Last month, for example there was the article in The Atlantic with the provocative title: How Ultrasound Pushed the Idea That a Fetus is a Person. The article generated lots of Twitter posts like: “How The X-ray Pushed the Idea That We All Have a Skeleton.” Russell Moore said: “On the phone checking in with my 5 sons. But since some of them were first revealed to us by ultrasound, I can’t vouch that they exist.” If that was not enough, the subtitle of the article originally stated that a fetal heartbeat was “imaginary.” The editors later removed that part of the article.
The Women’s March in January was a reminder that feminism today isn’t so much about male and female equality as it is about sexual autonomy. This is why we heard so much about a woman’s body. Of course, removing a developing baby is not the same as removing a gall bladder or kidney stones.

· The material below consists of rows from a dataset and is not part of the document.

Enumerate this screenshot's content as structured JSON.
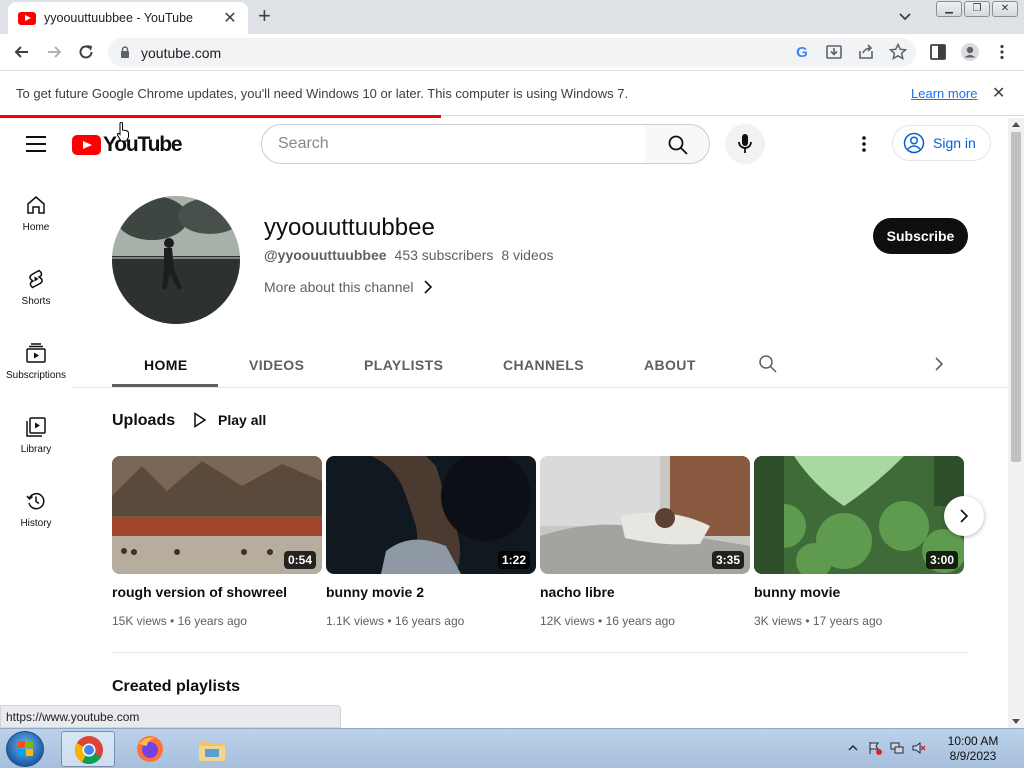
{
  "browser": {
    "tab_title": "yyoouuttuubbee - YouTube",
    "url": "youtube.com",
    "infobar_message": "To get future Google Chrome updates, you'll need Windows 10 or later. This computer is using Windows 7.",
    "infobar_link": "Learn more",
    "status_url": "https://www.youtube.com"
  },
  "masthead": {
    "logo_text": "YouTube",
    "search_placeholder": "Search",
    "sign_in": "Sign in"
  },
  "guide": {
    "items": [
      {
        "label": "Home",
        "icon": "home-icon"
      },
      {
        "label": "Shorts",
        "icon": "shorts-icon"
      },
      {
        "label": "Subscriptions",
        "icon": "subscriptions-icon"
      },
      {
        "label": "Library",
        "icon": "library-icon"
      },
      {
        "label": "History",
        "icon": "history-icon"
      }
    ]
  },
  "channel": {
    "name": "yyoouuttuubbee",
    "handle": "@yyoouuttuubbee",
    "subscribers": "453 subscribers",
    "videos": "8 videos",
    "more_about": "More about this channel",
    "subscribe": "Subscribe"
  },
  "tabs": [
    "HOME",
    "VIDEOS",
    "PLAYLISTS",
    "CHANNELS",
    "ABOUT"
  ],
  "uploads": {
    "title": "Uploads",
    "play_all": "Play all",
    "videos": [
      {
        "title": "rough version of showreel",
        "duration": "0:54",
        "views": "15K views",
        "age": "16 years ago"
      },
      {
        "title": "bunny movie 2",
        "duration": "1:22",
        "views": "1.1K views",
        "age": "16 years ago"
      },
      {
        "title": "nacho libre",
        "duration": "3:35",
        "views": "12K views",
        "age": "16 years ago"
      },
      {
        "title": "bunny movie",
        "duration": "3:00",
        "views": "3K views",
        "age": "17 years ago"
      }
    ]
  },
  "playlists": {
    "title": "Created playlists"
  },
  "taskbar": {
    "time": "10:00 AM",
    "date": "8/9/2023"
  },
  "colors": {
    "accent_red": "#ff0000",
    "link_blue": "#065fd4"
  }
}
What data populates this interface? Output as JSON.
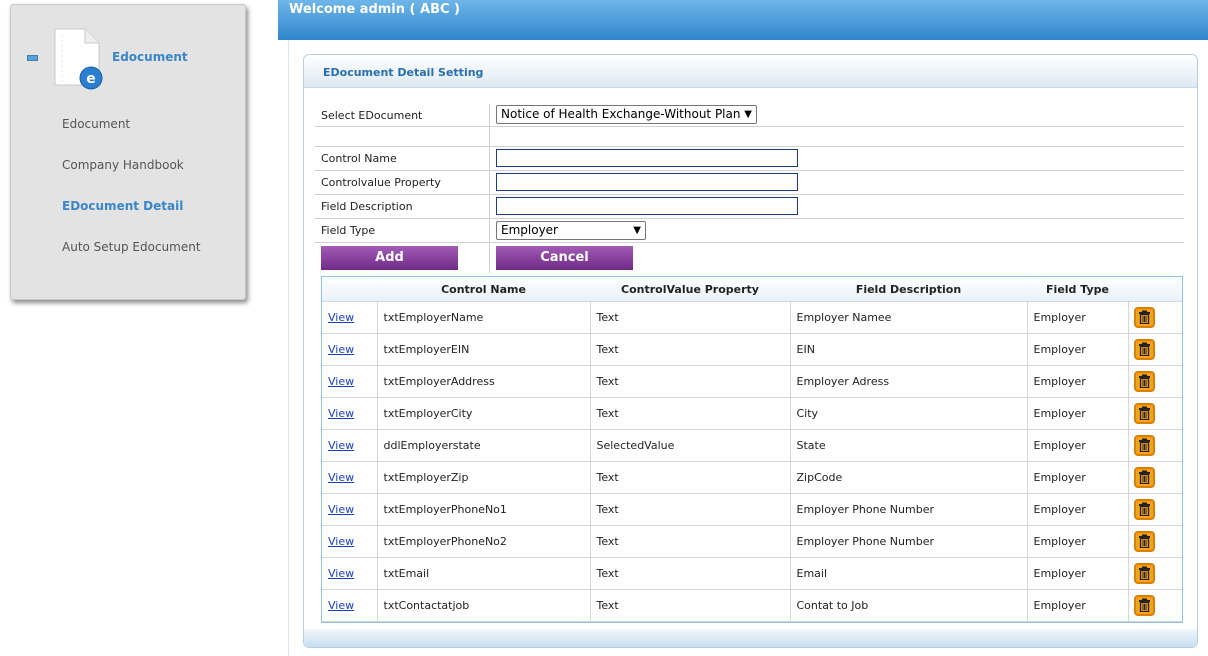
{
  "header": {
    "welcome": "Welcome admin ( ABC )"
  },
  "sidebar": {
    "title": "Edocument",
    "icon": "edocument-icon",
    "items": [
      {
        "label": "Edocument",
        "active": false
      },
      {
        "label": "Company Handbook",
        "active": false
      },
      {
        "label": "EDocument Detail",
        "active": true
      },
      {
        "label": "Auto Setup Edocument",
        "active": false
      }
    ]
  },
  "panel": {
    "title": "EDocument Detail Setting"
  },
  "form": {
    "select_edocument_label": "Select EDocument",
    "select_edocument_value": "Notice of Health Exchange-Without Plan",
    "control_name_label": "Control Name",
    "control_name_value": "",
    "controlvalue_property_label": "Controlvalue Property",
    "controlvalue_property_value": "",
    "field_description_label": "Field Description",
    "field_description_value": "",
    "field_type_label": "Field Type",
    "field_type_value": "Employer",
    "add_label": "Add",
    "cancel_label": "Cancel"
  },
  "grid": {
    "columns": [
      "",
      "Control Name",
      "ControlValue Property",
      "Field Description",
      "Field Type",
      ""
    ],
    "view_label": "View",
    "rows": [
      {
        "control_name": "txtEmployerName",
        "property": "Text",
        "description": "Employer Namee",
        "type": "Employer"
      },
      {
        "control_name": "txtEmployerEIN",
        "property": "Text",
        "description": "EIN",
        "type": "Employer"
      },
      {
        "control_name": "txtEmployerAddress",
        "property": "Text",
        "description": "Employer Adress",
        "type": "Employer"
      },
      {
        "control_name": "txtEmployerCity",
        "property": "Text",
        "description": "City",
        "type": "Employer"
      },
      {
        "control_name": "ddlEmployerstate",
        "property": "SelectedValue",
        "description": "State",
        "type": "Employer"
      },
      {
        "control_name": "txtEmployerZip",
        "property": "Text",
        "description": "ZipCode",
        "type": "Employer"
      },
      {
        "control_name": "txtEmployerPhoneNo1",
        "property": "Text",
        "description": "Employer Phone Number",
        "type": "Employer"
      },
      {
        "control_name": "txtEmployerPhoneNo2",
        "property": "Text",
        "description": "Employer Phone Number",
        "type": "Employer"
      },
      {
        "control_name": "txtEmail",
        "property": "Text",
        "description": "Email",
        "type": "Employer"
      },
      {
        "control_name": "txtContactatjob",
        "property": "Text",
        "description": "Contat to Job",
        "type": "Employer"
      }
    ]
  },
  "colors": {
    "header_top": "#6fb6e8",
    "header_bottom": "#2f86cc",
    "accent_blue": "#3a86c8",
    "button_purple": "#8a43a0",
    "delete_orange": "#f4a21a",
    "link_blue": "#1a3cc8"
  }
}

Removing a cancerous tumor will never have a head, face, hands, and a beating heart.
Foundational to the pro-abortion position is a belief that no abortion at any point of the pregnancy should be prevented. So pro-choice advocates find themselves arguing against laws restricting third trimester abortions and partial birth abortion. Even Americans who support some abortion rights are usually repelled by the rhetoric of pro-choice advocates and politicians who cannot even allow laws against abortion at this late stage.
You know the pro-life movement is making progress when proponents of abortion rights have to deny science and common sense to defend their position.